In February 27, 2009, “The chief inspector of prisons has warned of more deaths at Styal women’s prison if services for vulnerable inmates do not improve…. John Gunn, brother of Lisa Marley, who died at Styal, asked: “How many more women have to die before something is done?”

The next chapter of this story involves HMP Holloway. At one point Holloway was the largest women’s prison in western Europe. Sarah Reed died, or was executed, there on January 11, 2016. On January 11, Sarah Reed, 32 years old, Black, living with mental health issues and drug addiction, the victim of a famous police brutality case, was “found dead” in her cell at Holloway Prison, north of London. Her death went relatively unreported for almost a month, until the family managed to contact Black activist, Lee Jasper. In 2012, Sarah Reed was viciously attacked by a Metropolitan Police officer. The attack was caught on camera, and, in 2014, the officer was dismissed from the force. In October 2014, Sarah Reed was in a mental health hospital when she allegedly attacked someone. Her family says she wrote to them saying she had acted in self-defense. On January 4, Sarah Reed was shipped over to Holloway Prison, to await trial. While there, according to her family, she received no mental health treatment. Prison authorities claimed that Sarah Reed “strangled herself” while in her bed. Her family doubts that narrative. Further, they say they were prevented from seeing Sarah Reed and were treated “in a hostile and aggressive manner.”Sarah Reed was the last woman to die in Holloway Prison. On July 2016, Holloway was closed, and prisoners were moved to HMP Downview and HMP Bronzefield, outside of London. According to the Chief Inspector of Prisons, in 2013, the conditions in Bronzefield were dismaying.

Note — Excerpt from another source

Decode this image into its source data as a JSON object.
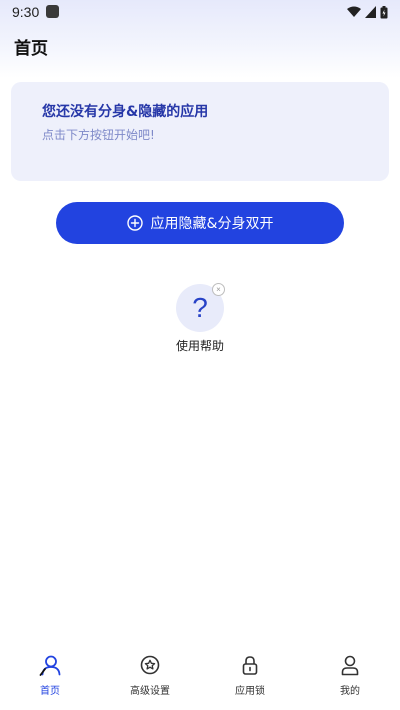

And that leads us to the most recent chapter, A long way from home: Improving London’s response to women in the criminal justice system. Holloway was not only the largest women’s prison in Western Europe. It was the only prison in London. So, when Holloway closed, two years ago, women prisoners of London are shipped out of town. As the report notes, first, the majority of women shouldn’t be in the criminal justice system in the first place: “The crimes that women typically commit are ‘low-level’ offences like criminal damage, theft, common assault and TV licence evasion”.  Second, the women shouldn’t be sent distances from their families and communities of support. Third, a short sentence, which is what most women receive, has long-term catastrophic effects. Fourth, the system for women needs a thorough overhaul that begins with the problems women face and addressing those problems. Finally, we have all been here, among these “findings” and recommendations, before, more than once, and we did nothing, less than nothing.

A news article on today’s report notes, “The report from the London Assembly covers the capital but has national importance.” Actually, it has global importance. As in London, so in many parts of the United States and other countries. Women prisoners are in for low-level offences that suggest need for support and assistance rather than incarceration. Women prisoners are sent greater distances than male prisoners. The system for women prisoners everywhere needs a thorough overhaul. Finally, none of this is new, we have all been here before, and we have done nothing, less and worse than nothing. The time has come, more than come, to move beyond “findings” and recommendations, and to begin the real work of overhaul and transformation.When it comes to addressing the specificities, and injustices, of women’s incarceration, we are all a long way from home.